= Classification of objects of the administrative-territorial system of Ukraine =

Classification of objects of the administrative-territorial system of Ukraine (KOATUU) (Класифікатор об'єктів адміністративно-територіального устрою України, КОАТУУ), was a national standardization system established by the State Committee for Technical Regulation and Consumer Policy on October 31, 1997, and went into effect on January 1, 1998.

KOATUU was directly inherited from and replaced the old Soviet system SOATO of the Soviet standard system GOST, without major structural changes (although there were some nomenclatural modifications). KOATUU is numbered as DK 014-97 in the system of classification and coding of technical-economical and social information in Ukraine (abbreviated as DSK TESI).
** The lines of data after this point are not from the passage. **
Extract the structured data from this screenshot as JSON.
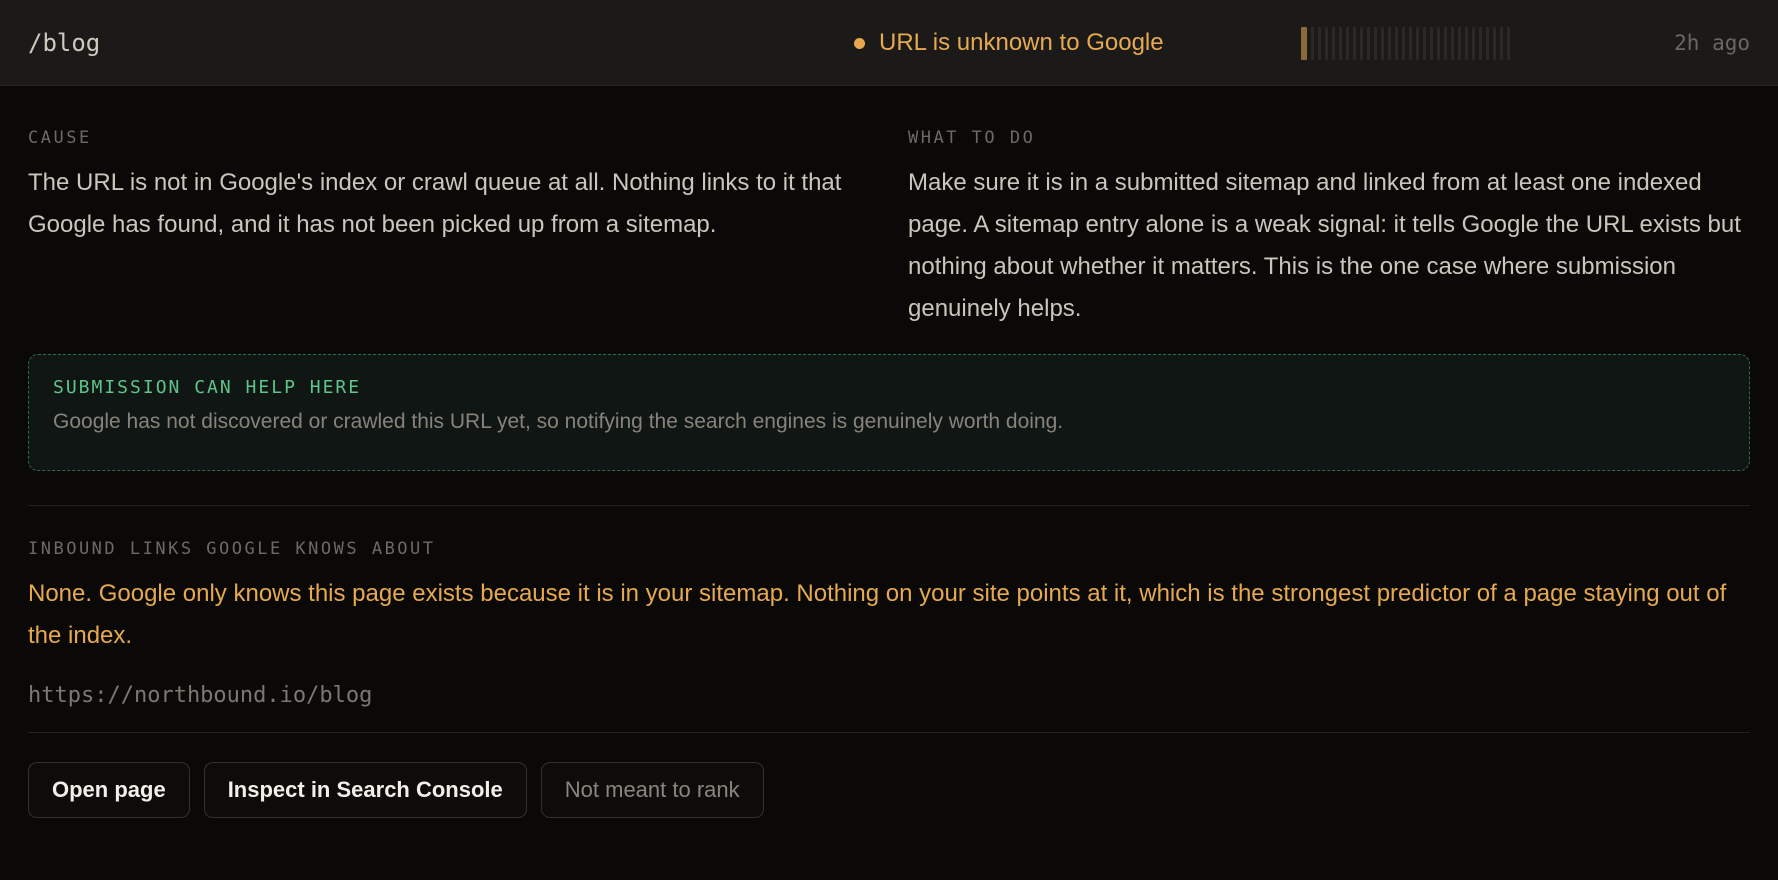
{
  "header": {
    "path": "/blog",
    "status_text": "URL is unknown to Google",
    "status_color": "#e6a94f",
    "time": "2h ago"
  },
  "cause": {
    "label": "CAUSE",
    "text": "The URL is not in Google's index or crawl queue at all. Nothing links to it that Google has found, and it has not been picked up from a sitemap."
  },
  "what_to_do": {
    "label": "WHAT TO DO",
    "text": "Make sure it is in a submitted sitemap and linked from at least one indexed page. A sitemap entry alone is a weak signal: it tells Google the URL exists but nothing about whether it matters. This is the one case where submission genuinely helps."
  },
  "callout": {
    "title": "SUBMISSION CAN HELP HERE",
    "text": "Google has not discovered or crawled this URL yet, so notifying the search engines is genuinely worth doing.",
    "accent_color": "#5ec489"
  },
  "inbound": {
    "label": "INBOUND LINKS GOOGLE KNOWS ABOUT",
    "text": "None. Google only knows this page exists because it is in your sitemap. Nothing on your site points at it, which is the strongest predictor of a page staying out of the index.",
    "url": "https://northbound.io/blog"
  },
  "actions": {
    "open_page": "Open page",
    "inspect": "Inspect in Search Console",
    "not_meant": "Not meant to rank"
  }
}
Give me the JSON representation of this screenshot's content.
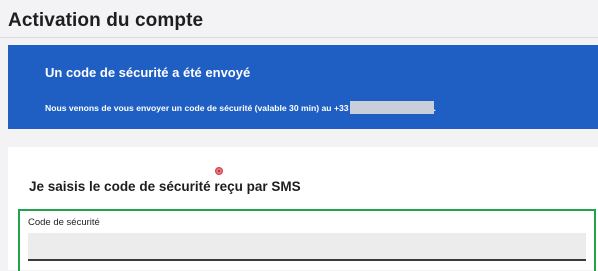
{
  "page": {
    "title": "Activation du compte"
  },
  "banner": {
    "title": "Un code de sécurité a été envoyé",
    "message": "Nous venons de vous envoyer un code de sécurité (valable 30 min) au",
    "phone_prefix": "+33",
    "trailing": "."
  },
  "form": {
    "heading": "Je saisis le code de sécurité reçu par SMS",
    "code_label": "Code de sécurité",
    "code_value": ""
  },
  "colors": {
    "banner_bg": "#1f5fc4",
    "focus_border": "#22a24a"
  }
}
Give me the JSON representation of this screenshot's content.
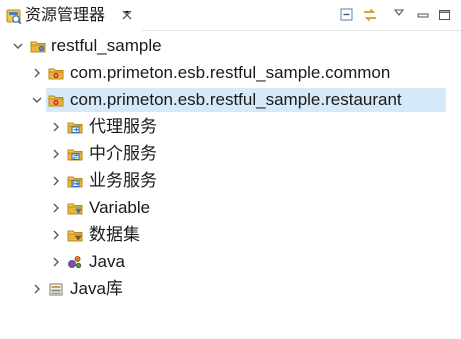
{
  "view": {
    "title": "资源管理器",
    "icon": "explorer-view-icon",
    "close_icon": "close-icon",
    "toolbar": [
      {
        "name": "collapse-all-icon"
      },
      {
        "name": "link-with-editor-icon"
      },
      {
        "name": "view-menu-icon"
      },
      {
        "name": "minimize-icon"
      },
      {
        "name": "maximize-icon"
      }
    ]
  },
  "tree": [
    {
      "label": "restful_sample",
      "expanded": true,
      "icon": "project-folder-icon"
    },
    {
      "label": "com.primeton.esb.restful_sample.common",
      "expanded": false,
      "icon": "module-icon"
    },
    {
      "label": "com.primeton.esb.restful_sample.restaurant",
      "expanded": true,
      "selected": true,
      "icon": "module-icon"
    },
    {
      "label": "代理服务",
      "expanded": false,
      "icon": "proxy-service-folder-icon"
    },
    {
      "label": "中介服务",
      "expanded": false,
      "icon": "mediation-service-folder-icon"
    },
    {
      "label": "业务服务",
      "expanded": false,
      "icon": "business-service-folder-icon"
    },
    {
      "label": "Variable",
      "expanded": false,
      "icon": "variable-folder-icon"
    },
    {
      "label": "数据集",
      "expanded": false,
      "icon": "dataset-folder-icon"
    },
    {
      "label": "Java",
      "expanded": false,
      "icon": "java-source-icon"
    },
    {
      "label": "Java库",
      "expanded": false,
      "icon": "java-library-icon"
    }
  ],
  "colors": {
    "selection": "#d6e9f8",
    "folder": "#e8b94a",
    "arrow": "#6b6b6b"
  }
}
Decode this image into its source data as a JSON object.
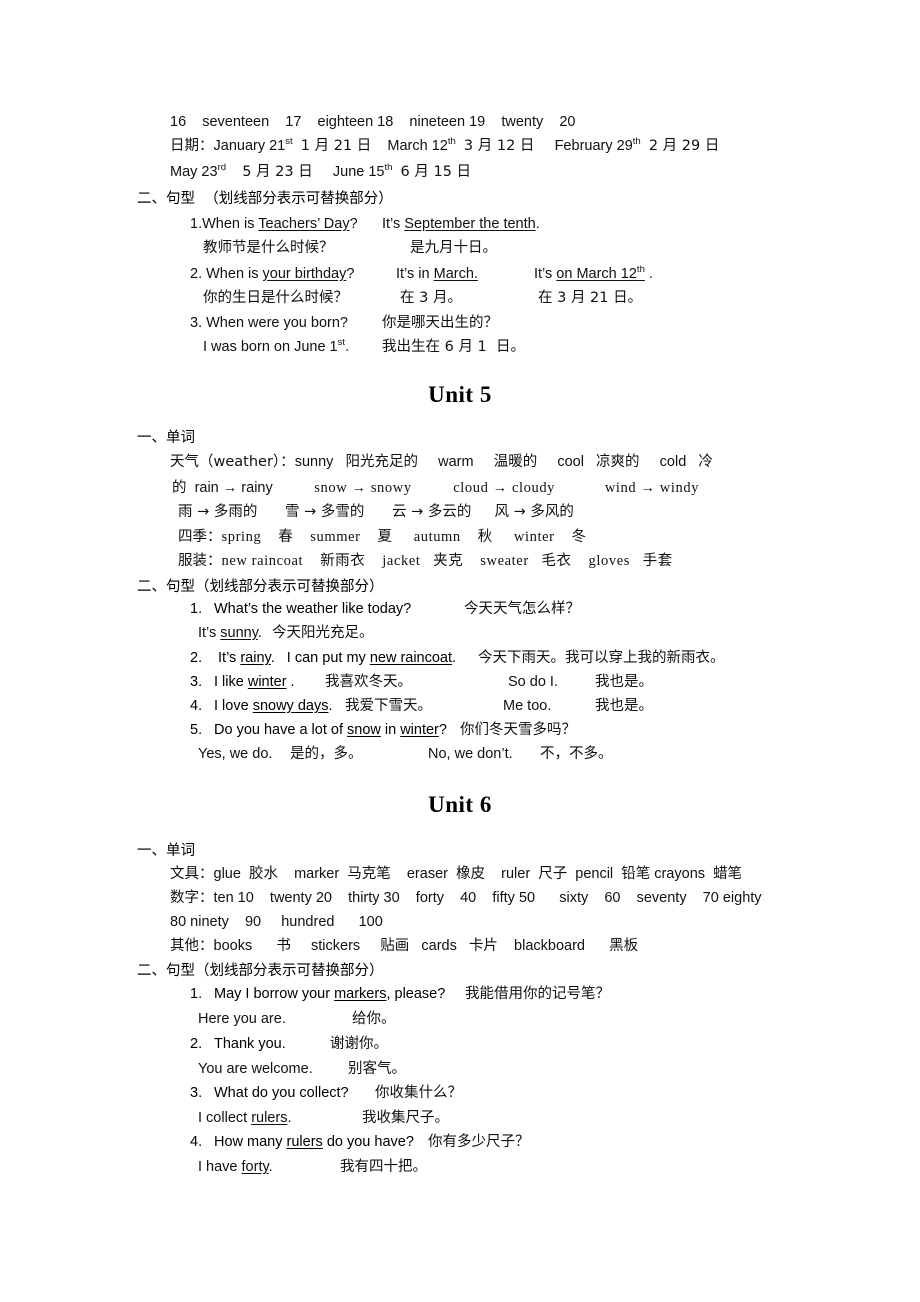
{
  "document": {
    "type": "study-notes",
    "language": "en-zh",
    "page_background": "#ffffff",
    "text_color": "#111111"
  },
  "unit4_tail": {
    "numbers_line": "16    seventeen    17    eighteen 18    nineteen 19    twenty    20",
    "dates_label": "日期：",
    "dates_line1_a": "January 21",
    "dates_line1_a_sup": "st",
    "dates_line1_a_cn": "1 月 21 日",
    "dates_line1_b": "March 12",
    "dates_line1_b_sup": "th",
    "dates_line1_b_cn": "3 月 12 日",
    "dates_line1_c": "February 29",
    "dates_line1_c_sup": "th",
    "dates_line1_c_cn": "2 月 29 日",
    "dates_line2_a": "May 23",
    "dates_line2_a_sup": "rd",
    "dates_line2_a_cn": "5 月 23 日",
    "dates_line2_b": "June 15",
    "dates_line2_b_sup": "th",
    "dates_line2_b_cn": "6 月 15 日",
    "patterns_heading": "二、句型  （划线部分表示可替换部分）",
    "p1_num": "1.",
    "p1_en_a": "When is ",
    "p1_en_a_u": "Teachers’ Day",
    "p1_en_a_tail": "?",
    "p1_en_b": "It’s ",
    "p1_en_b_u": "September the tenth",
    "p1_en_b_tail": ".",
    "p1_cn_a": "教师节是什么时候？",
    "p1_cn_b": "是九月十日。",
    "p2_num": "2.",
    "p2_en_a": "When is ",
    "p2_en_a_u": "your birthday",
    "p2_en_a_tail": "?",
    "p2_en_b": "It’s in ",
    "p2_en_b_u": "March.",
    "p2_en_c": "It’s ",
    "p2_en_c_u": "on March 12",
    "p2_en_c_sup": "th",
    "p2_en_c_tail": " .",
    "p2_cn_a": "你的生日是什么时候？",
    "p2_cn_b": "在 3 月。",
    "p2_cn_c": "在 3 月 21 日。",
    "p3_num": "3.",
    "p3_en_a": "When were you born?",
    "p3_cn_a": "你是哪天出生的？",
    "p3_en_b": "I was born on June 1",
    "p3_en_b_sup": "st",
    "p3_en_b_tail": ".",
    "p3_cn_b": "我出生在 6 月 1  日。"
  },
  "unit5": {
    "title": "Unit 5",
    "vocab_heading": "一、单词",
    "weather_label": "天气（weather）：",
    "weather_pairs": "sunny   阳光充足的     warm     温暖的     cool   凉爽的     cold   冷",
    "weather_cont": "的",
    "derive_en_1": "rain → rainy",
    "derive_en_2": "snow → snowy",
    "derive_en_3": "cloud → cloudy",
    "derive_en_4": "wind → windy",
    "derive_cn_1": "雨 → 多雨的",
    "derive_cn_2": "雪 → 多雪的",
    "derive_cn_3": "云 → 多云的",
    "derive_cn_4": "风 → 多风的",
    "seasons_label": "四季：",
    "seasons": "spring    春    summer    夏     autumn    秋     winter    冬",
    "clothes_label": "服装：",
    "clothes": "new raincoat    新雨衣    jacket   夹克    sweater   毛衣    gloves   手套",
    "patterns_heading": "二、句型（划线部分表示可替换部分）",
    "s1_num": "1.",
    "s1_en": "What’s the weather like today?",
    "s1_cn": "今天天气怎么样？",
    "s1b_en_a": "It’s ",
    "s1b_en_u": "sunny",
    "s1b_en_tail": ".",
    "s1b_cn": "今天阳光充足。",
    "s2_num": "2.",
    "s2_en_a": "It’s ",
    "s2_en_u1": "rainy",
    "s2_en_mid": ".   I can put my ",
    "s2_en_u2": "new raincoat",
    "s2_en_tail": ".",
    "s2_cn": "今天下雨天。我可以穿上我的新雨衣。",
    "s3_num": "3.",
    "s3_en_a": "I like ",
    "s3_en_u": "winter",
    "s3_en_tail": " .",
    "s3_cn": "我喜欢冬天。",
    "s3_en_b": "So do I.",
    "s3_cn_b": "我也是。",
    "s4_num": "4.",
    "s4_en_a": "I love ",
    "s4_en_u": "snowy days",
    "s4_en_tail": ".",
    "s4_cn": "我爱下雪天。",
    "s4_en_b": "Me too.",
    "s4_cn_b": "我也是。",
    "s5_num": "5.",
    "s5_en_a": "Do you have a lot of ",
    "s5_en_u1": "snow",
    "s5_en_mid": " in ",
    "s5_en_u2": "winter",
    "s5_en_tail": "?",
    "s5_cn": "你们冬天雪多吗？",
    "s5_en_b": "Yes, we do.",
    "s5_cn_b": "是的，多。",
    "s5_en_c": "No, we don’t.",
    "s5_cn_c": "不，不多。"
  },
  "unit6": {
    "title": "Unit 6",
    "vocab_heading": "一、单词",
    "stationery_label": "文具：",
    "stationery": "glue  胶水    marker  马克笔    eraser  橡皮    ruler  尺子  pencil  铅笔 crayons  蜡笔",
    "numbers_label": "数字：",
    "numbers_line1": "ten 10    twenty 20    thirty 30    forty    40    fifty 50      sixty    60    seventy    70 eighty",
    "numbers_line2": "80 ninety    90     hundred      100",
    "others_label": "其他：",
    "others": "books      书     stickers     贴画   cards   卡片    blackboard      黑板",
    "patterns_heading": "二、句型（划线部分表示可替换部分）",
    "t1_num": "1.",
    "t1_en_a": "May I borrow your ",
    "t1_en_u": "markers",
    "t1_en_tail": ", please?",
    "t1_cn": "我能借用你的记号笔？",
    "t1b_en": "Here you are.",
    "t1b_cn": "给你。",
    "t2_num": "2.",
    "t2_en": "Thank you.",
    "t2_cn": "谢谢你。",
    "t2b_en": "You are welcome.",
    "t2b_cn": "别客气。",
    "t3_num": "3.",
    "t3_en": "What do you collect?",
    "t3_cn": "你收集什么？",
    "t3b_en_a": "I collect ",
    "t3b_en_u": "rulers",
    "t3b_en_tail": ".",
    "t3b_cn": "我收集尺子。",
    "t4_num": "4.",
    "t4_en_a": "How many ",
    "t4_en_u": "rulers",
    "t4_en_tail": " do you have?",
    "t4_cn": "你有多少尺子？",
    "t4b_en_a": "I have ",
    "t4b_en_u": "forty",
    "t4b_en_tail": ".",
    "t4b_cn": "我有四十把。"
  }
}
The classification is conducted by the Scientific Research Institute of Statistics of the State Statistics Committee of Ukraine. DK 014-97 (KOATUU) is planned to be integrated in the International Organization for Standardization and to follow the designated system for Ukraine, ISO 3166-2:UA.

Following the passage of laws on administrative reform on 17 July 2020, KOATUU became outdated and was deprecated. In response, the Ministry of Development of Communities and Territories developed a new system to replace KOATUU called the Codifier of Administrative Territorial Units and Territories of Territorial Communities, which was approved on 26 November 2020.